O Vajrayana e o tratamento das emoções – Simples reconhecimento


O VAJRAYANA E O TRATAMENTO DAS EMOÇÕES:
O SIMPLES RECONHECIMENTO
Kalu Rinpoche


INTRODUÇÃO

Ao longo deste ensinamento, iremos considerar, na perspectiva do vajrayana, como se opera, pela meditação, a liberação das emoções conflituosas em seu simples reconhecimento.

O vajrayana, de um modo geral, oferece instruções que tratam de maneira específica os pensamentos e as emoções, de modo a permitir um progresso muito rápido no caminho do Despertar. Considerando-se que os humanos pertencem a um domínio de manifestação chamado a “esfera do desejo”, uma atenção especial é dada ao desejo-apego. Estabelece-se particularmente uma correspondência entre as quatro classes de tantras e os quatro graus de complexidade crescente de satisfação do desejo sexual que eles permitem tratar.


FELICIDADE E INFELICIDADE NO OCIDENTE


Os americanos e os canadenses67 são certamente pessoas que possuem um grande mérito proveniente de suas vidas passadas. Deduzimos isso pelo fato de, por um lado, suas condições de vida exteriores serem extraordinárias e, de outro lado, por terem podido receber ensinamentos, iniciações e instruções da prática de personalidades eminentes como o DalaiLama, o Karmapa, Dilgo Khyentse Rinpocbe, Situ Rinpoche, Shamar Rinpoche, ou Jamgön Kongtrul Rinpoche. Têm também a sorte de terem se estabelecido em seu território lamas tão notáveis como Trungpa Rinpoche e outros. A América do Norte dispõe, então, de um grande potencial positivo.

O país é belo, as casas muito confortáveis, a prosperidade evidente em todos os setores, a começar pela alimentação e roupas. A abundância e a qualidade dos bens materiais são tais, que acreditamos estar no mundo dos deuses. Primeiramente, somos levados a pensar que as pessoas que vivem num tal contexto só podem ser felizes. Entretanto, a mente dos norte-americanos68 não parece sempre de acordo com seu ambiente: ao invés de encontrar ali felicidade, percebem-se muitas dificuldades, insatisfações e sofrimentos. De onde vêm esses problemas? Das emoções conflituosas, mais particularmente do desejo-apego, que os ocidentais não sabem transformar nem afastar. Parece-me que se as emoções perdessem seu poder, o país se tornaria um lugar extraordinário, onde a alegria e a paz se casariam com a prosperidade.
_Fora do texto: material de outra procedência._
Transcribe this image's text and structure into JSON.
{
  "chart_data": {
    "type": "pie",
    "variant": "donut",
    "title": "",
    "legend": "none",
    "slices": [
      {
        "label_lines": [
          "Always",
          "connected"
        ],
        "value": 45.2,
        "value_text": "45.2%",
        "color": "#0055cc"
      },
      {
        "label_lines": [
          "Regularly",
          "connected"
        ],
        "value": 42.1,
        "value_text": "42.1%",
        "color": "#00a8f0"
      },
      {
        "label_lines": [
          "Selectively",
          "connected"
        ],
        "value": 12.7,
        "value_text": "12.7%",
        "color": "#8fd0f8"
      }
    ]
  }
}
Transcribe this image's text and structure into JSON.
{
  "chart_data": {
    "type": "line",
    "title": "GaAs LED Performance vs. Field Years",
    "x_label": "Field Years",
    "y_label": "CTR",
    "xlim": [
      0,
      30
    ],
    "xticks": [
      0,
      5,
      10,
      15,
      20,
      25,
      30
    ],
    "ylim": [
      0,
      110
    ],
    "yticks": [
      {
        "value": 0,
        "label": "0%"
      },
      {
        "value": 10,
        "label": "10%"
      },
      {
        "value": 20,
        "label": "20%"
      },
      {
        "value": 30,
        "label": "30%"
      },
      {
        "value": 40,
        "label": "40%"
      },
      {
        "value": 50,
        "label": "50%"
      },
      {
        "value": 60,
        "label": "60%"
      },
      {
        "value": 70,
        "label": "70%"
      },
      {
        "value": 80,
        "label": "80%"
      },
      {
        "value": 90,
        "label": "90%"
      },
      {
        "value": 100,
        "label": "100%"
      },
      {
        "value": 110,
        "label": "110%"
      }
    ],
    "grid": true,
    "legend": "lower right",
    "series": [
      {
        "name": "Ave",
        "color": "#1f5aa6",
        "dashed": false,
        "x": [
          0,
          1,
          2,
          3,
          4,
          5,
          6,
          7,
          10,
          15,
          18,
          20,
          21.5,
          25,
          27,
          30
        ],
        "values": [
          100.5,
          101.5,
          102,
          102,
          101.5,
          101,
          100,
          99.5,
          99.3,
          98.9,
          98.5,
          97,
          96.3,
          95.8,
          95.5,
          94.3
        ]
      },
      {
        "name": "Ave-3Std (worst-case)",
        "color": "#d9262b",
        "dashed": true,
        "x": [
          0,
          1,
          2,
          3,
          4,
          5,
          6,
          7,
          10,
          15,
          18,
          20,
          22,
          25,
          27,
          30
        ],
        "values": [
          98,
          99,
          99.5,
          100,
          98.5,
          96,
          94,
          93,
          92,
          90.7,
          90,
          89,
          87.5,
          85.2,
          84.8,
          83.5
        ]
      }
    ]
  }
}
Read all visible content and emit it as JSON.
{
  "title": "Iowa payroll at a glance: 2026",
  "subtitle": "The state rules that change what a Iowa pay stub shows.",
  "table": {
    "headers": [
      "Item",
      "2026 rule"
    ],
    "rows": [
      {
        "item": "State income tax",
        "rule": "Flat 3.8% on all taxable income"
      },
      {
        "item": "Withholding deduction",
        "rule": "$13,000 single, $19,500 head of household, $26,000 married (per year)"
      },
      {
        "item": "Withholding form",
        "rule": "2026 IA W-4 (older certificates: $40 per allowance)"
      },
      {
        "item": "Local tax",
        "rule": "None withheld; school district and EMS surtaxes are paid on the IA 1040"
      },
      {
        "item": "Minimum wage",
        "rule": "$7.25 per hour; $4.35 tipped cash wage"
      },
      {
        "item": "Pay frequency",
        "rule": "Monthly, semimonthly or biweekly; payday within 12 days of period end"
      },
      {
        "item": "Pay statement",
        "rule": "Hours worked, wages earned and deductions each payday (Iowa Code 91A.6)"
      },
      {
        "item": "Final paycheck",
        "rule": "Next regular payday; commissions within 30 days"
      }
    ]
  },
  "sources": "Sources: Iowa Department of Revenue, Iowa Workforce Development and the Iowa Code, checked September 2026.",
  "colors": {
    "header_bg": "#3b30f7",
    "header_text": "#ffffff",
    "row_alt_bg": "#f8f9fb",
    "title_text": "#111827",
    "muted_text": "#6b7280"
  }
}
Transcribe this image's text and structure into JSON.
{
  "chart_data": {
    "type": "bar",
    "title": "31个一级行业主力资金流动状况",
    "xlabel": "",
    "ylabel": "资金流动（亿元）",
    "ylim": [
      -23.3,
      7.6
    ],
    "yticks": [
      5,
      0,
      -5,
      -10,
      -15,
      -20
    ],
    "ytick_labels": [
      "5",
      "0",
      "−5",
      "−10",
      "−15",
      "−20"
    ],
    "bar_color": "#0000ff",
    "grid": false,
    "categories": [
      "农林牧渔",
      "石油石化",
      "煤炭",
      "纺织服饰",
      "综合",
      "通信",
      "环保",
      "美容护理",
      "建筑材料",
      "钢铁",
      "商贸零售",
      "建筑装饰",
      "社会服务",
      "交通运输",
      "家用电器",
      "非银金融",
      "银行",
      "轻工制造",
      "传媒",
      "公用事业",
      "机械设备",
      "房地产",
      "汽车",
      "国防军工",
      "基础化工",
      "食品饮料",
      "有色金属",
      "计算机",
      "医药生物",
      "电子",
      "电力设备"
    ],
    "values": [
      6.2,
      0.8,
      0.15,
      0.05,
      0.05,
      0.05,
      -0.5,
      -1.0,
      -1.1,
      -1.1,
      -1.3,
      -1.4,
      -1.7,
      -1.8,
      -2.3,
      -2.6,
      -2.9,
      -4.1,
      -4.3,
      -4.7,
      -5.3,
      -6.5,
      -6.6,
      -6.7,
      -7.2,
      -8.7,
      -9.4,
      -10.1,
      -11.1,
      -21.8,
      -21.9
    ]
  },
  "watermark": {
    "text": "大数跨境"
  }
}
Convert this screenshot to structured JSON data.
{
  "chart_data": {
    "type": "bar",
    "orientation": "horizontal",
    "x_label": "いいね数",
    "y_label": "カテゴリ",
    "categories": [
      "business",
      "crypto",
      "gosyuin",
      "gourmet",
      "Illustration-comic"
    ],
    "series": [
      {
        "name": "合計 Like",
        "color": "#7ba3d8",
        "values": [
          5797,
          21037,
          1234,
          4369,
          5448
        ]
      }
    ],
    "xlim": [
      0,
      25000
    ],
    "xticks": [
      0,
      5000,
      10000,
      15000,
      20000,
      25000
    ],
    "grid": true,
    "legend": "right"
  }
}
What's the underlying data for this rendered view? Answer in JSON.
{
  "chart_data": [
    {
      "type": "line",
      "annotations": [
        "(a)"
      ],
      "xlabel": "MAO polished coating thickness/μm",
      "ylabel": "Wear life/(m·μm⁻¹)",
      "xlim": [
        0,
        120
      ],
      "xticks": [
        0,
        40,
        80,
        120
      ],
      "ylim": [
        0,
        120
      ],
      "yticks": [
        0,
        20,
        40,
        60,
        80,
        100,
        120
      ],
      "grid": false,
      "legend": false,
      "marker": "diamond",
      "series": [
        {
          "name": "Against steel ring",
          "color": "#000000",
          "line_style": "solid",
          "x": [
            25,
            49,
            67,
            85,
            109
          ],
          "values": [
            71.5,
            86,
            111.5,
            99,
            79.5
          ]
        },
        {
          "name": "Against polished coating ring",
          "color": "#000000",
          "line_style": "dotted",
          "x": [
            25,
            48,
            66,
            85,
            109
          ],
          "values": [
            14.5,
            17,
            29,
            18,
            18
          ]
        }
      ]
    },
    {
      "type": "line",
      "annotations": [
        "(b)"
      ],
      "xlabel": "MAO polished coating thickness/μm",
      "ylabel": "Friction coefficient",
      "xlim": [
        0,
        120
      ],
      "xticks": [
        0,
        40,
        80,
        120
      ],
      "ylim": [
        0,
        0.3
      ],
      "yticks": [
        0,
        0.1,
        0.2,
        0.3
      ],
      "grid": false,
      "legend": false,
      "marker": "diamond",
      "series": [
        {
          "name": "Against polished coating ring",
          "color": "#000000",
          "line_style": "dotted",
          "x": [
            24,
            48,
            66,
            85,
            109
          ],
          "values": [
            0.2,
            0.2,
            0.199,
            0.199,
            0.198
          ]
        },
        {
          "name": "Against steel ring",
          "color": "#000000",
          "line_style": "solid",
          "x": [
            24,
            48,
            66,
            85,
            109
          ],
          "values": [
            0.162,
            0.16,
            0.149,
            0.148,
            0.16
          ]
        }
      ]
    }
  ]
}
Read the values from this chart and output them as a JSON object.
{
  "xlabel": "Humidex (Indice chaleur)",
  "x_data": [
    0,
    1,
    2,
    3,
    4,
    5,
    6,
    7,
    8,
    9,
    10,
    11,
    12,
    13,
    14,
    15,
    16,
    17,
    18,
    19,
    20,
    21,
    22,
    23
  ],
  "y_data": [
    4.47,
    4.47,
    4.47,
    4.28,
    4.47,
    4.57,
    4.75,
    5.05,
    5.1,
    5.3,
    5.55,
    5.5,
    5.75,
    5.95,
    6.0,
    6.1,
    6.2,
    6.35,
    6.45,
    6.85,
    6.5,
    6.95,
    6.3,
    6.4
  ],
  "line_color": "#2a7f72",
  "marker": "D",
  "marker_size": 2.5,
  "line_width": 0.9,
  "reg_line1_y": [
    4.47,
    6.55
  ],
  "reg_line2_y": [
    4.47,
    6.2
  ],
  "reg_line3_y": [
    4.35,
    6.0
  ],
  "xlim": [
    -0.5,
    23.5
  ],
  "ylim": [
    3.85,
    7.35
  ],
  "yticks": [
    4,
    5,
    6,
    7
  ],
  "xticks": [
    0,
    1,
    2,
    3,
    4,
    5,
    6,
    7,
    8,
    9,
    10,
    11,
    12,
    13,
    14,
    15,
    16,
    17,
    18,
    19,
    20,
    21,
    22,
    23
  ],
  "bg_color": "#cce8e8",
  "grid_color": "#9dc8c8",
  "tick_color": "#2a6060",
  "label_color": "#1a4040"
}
Um provérbio tibetano diz:

Barriga vazia só pensa em roubo.
Barriga cheia só pensa no desejo.


ORIGEM DAS EMOÇÕES


Vimos, com relação ao mahayana, métodos que permitem transformar as emoções. Há no vajrayana métodos que visam purificar as emoções para que elas se tornem as cinco sabedorias ou os cinco Buddhas Patriarcas. Esses métodos implicam visualizações complexas que não podem ser ensinadas em público e não podemos, portanto, abordá-las aqui. Entretanto, existe no vajrayana uma outra abordagem das emoções, fácil de expor e de praticar, muito benéfica, que consiste no “simples reconhecimento”.

Para abordar este método, é preciso, inicialmente, compreender de onde vêm as emoções. É evidente, em primeiro lugar, que as emoções não são produzidas nem pelo corpo, nem pela palavra. Tomemos um cadáver: ele permanece um envelope físico, mas desprovido de mente. Ninguém nunca ouviu falar de um cadáver experimentando o desejo, a cólera, o ciúme ou o orgulho. Portanto, não podemos atribuir de modo algum as emoções ao corpo. Ele não possui nenhuma faculdade para experimentá-las. A palavra também não possui essa faculdade: é apenas um acúmulo de sons, comparável a um eco, logo, desprovida ela própria da capacidade de experimentar o quer que seja.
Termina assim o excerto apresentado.